Question

3-34: Differentiate the function

20. \(F\left( t \right) = {\left( {2t - 3} \right)^2}\)

Short answer

The derivative of the function is \(F'\left( t \right) = 8t - 12\).

Step-by-step solution

 Differentiation Rule

When \(c\) is a constant and \(f\) is a differentiable function, then;

\(\frac{d}{{dx}}\left( {cf\left( x \right)} \right) = c\frac{d}{{dx}}f\left( x \right)\)

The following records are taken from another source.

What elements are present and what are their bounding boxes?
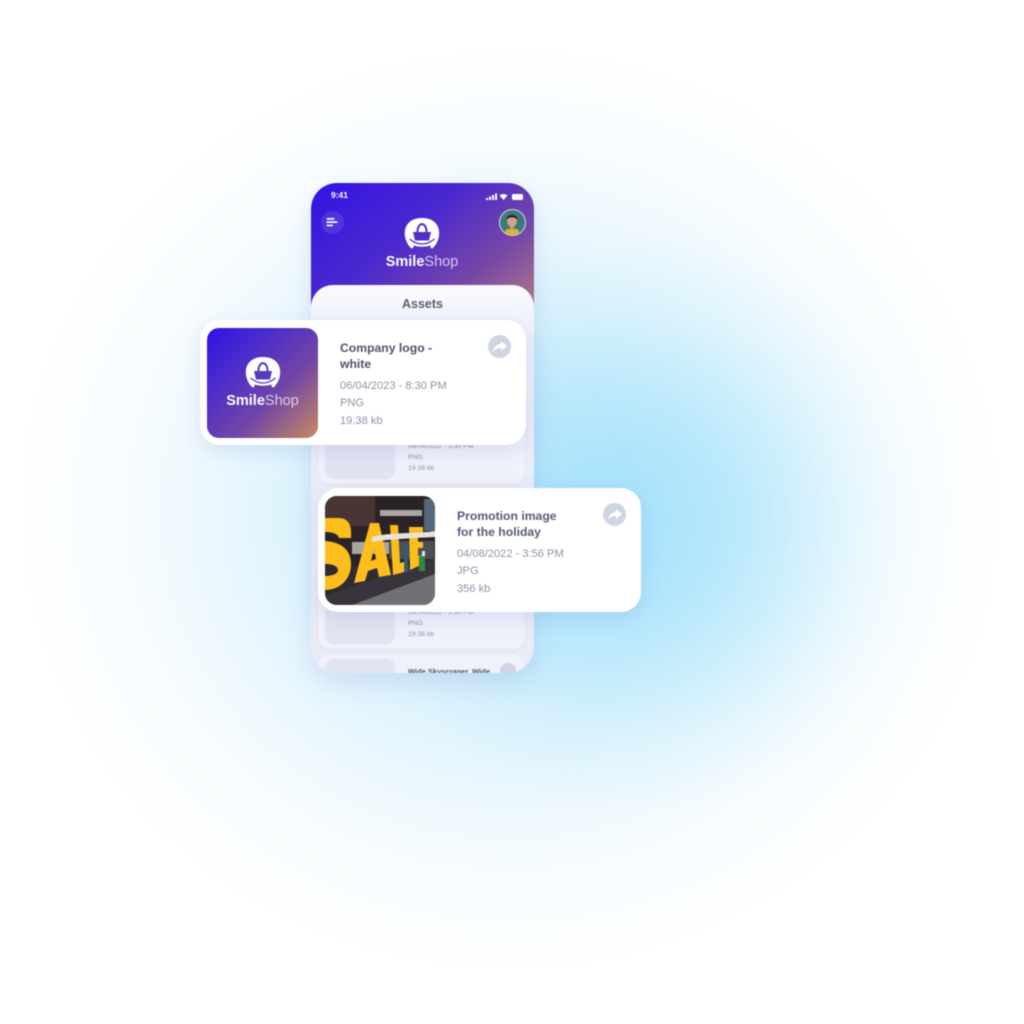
item meta: 04/04/2022 - 3:30 PM: [408, 609, 473, 616]
phone mockup: [311, 183, 534, 673]
card title: [339, 341, 432, 371]
logo wordmark: SmileShop: [386, 254, 458, 270]
card details: 06/04/2023 - 8:30 PM: [340, 380, 447, 392]
item meta: 19.38 kb: [408, 465, 434, 472]
card details: 04/08/2022 - 3:56 PM: [457, 548, 564, 560]
item meta: [408, 609, 474, 638]
share icon: [488, 335, 511, 358]
phone header gradient: [311, 183, 534, 333]
card title: for the holiday: [457, 525, 541, 539]
sale photo: [325, 496, 435, 605]
logo wordmark: SmileShop: [226, 393, 299, 409]
card title: Company logo -: [340, 341, 432, 355]
status bar time: 9:41: [331, 190, 348, 200]
card title: [456, 509, 557, 540]
card details: [340, 380, 447, 426]
status bar icons: [485, 192, 524, 201]
share button: [500, 663, 516, 679]
card details: [456, 548, 564, 594]
logo mark: [245, 356, 281, 388]
card details: 356 kb: [457, 582, 490, 594]
logo thumbnail: [207, 328, 318, 438]
menu button: [321, 211, 344, 234]
card details: 19.38 kb: [340, 414, 383, 426]
sheet heading: Assets: [402, 297, 443, 311]
item meta: PNG: [408, 620, 423, 627]
card details: JPG: [457, 565, 479, 577]
placeholder thumbnail: [325, 573, 395, 644]
share icon: [603, 503, 626, 526]
item meta: [408, 443, 474, 472]
item meta: 04/04/2022 - 3:30 PM: [408, 443, 473, 450]
item meta: 19.38 kb: [408, 631, 434, 638]
placeholder thumbnail: [325, 659, 395, 699]
logo mark: [404, 217, 440, 250]
list item 2: [318, 560, 525, 649]
card title: white: [340, 357, 371, 371]
card: promotion image: [318, 488, 641, 612]
list item 1: [318, 390, 525, 484]
SmileShop logo: [386, 217, 458, 270]
assets sheet: [311, 285, 534, 673]
card: company logo: [200, 320, 526, 445]
list item 3: [318, 654, 525, 694]
placeholder thumbnail: [325, 408, 395, 479]
card title: Promotion image: [457, 509, 557, 523]
avatar: [499, 209, 526, 236]
card details: PNG: [340, 397, 364, 409]
item meta: PNG: [408, 454, 423, 461]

\(\frac{d}{{dx}}\left( x \right) = 1\)

The derivative of the constant function is;

\(\frac{d}{{dx}}\left( c \right) = 0\)

When \(f\) and \(g\) are both differentiable, then;

\(\begin{array}{l}\frac{d}{{dx}}\left( {f\left( x \right) + g\left( x \right)} \right) &=& \frac{d}{{dx}}f\left( x \right) + \frac{d}{{dx}}g\left( x \right)\\\frac{d}{{dx}}\left( {f\left( x \right) - g\left( x \right)} \right) &=& \frac{d}{{dx}}f\left( x \right) - \frac{d}{{dx}}g\left( x \right)\end{array}\)

Differentiate the function

Expand the function as shown below:

\(\begin{aligned}F\left( t \right) &= {\left( {2t - 3} \right)^2}\\ &= 4{t^2} - 12t + 9\end{aligned}\)

Differentiate the function as shown below:

\(\begin{aligned}F'\left( t \right) &= \frac{d}{{dt}}\left( {4{t^2} - 12t + 9} \right)\\ &= 4\frac{d}{{dt}}\left( {{t^2}} \right) - 12\frac{d}{{dt}}\left( t \right) + \frac{d}{{dt}}\left( 9 \right)\\ &= 4\left( 2 \right){t^{2 - 1}} - 12\left( 1 \right) + 0\\ &= 8t - 12\end{aligned}\)

Thus, the derivative of the function is \(F'\left( t \right) = 8t - 12\).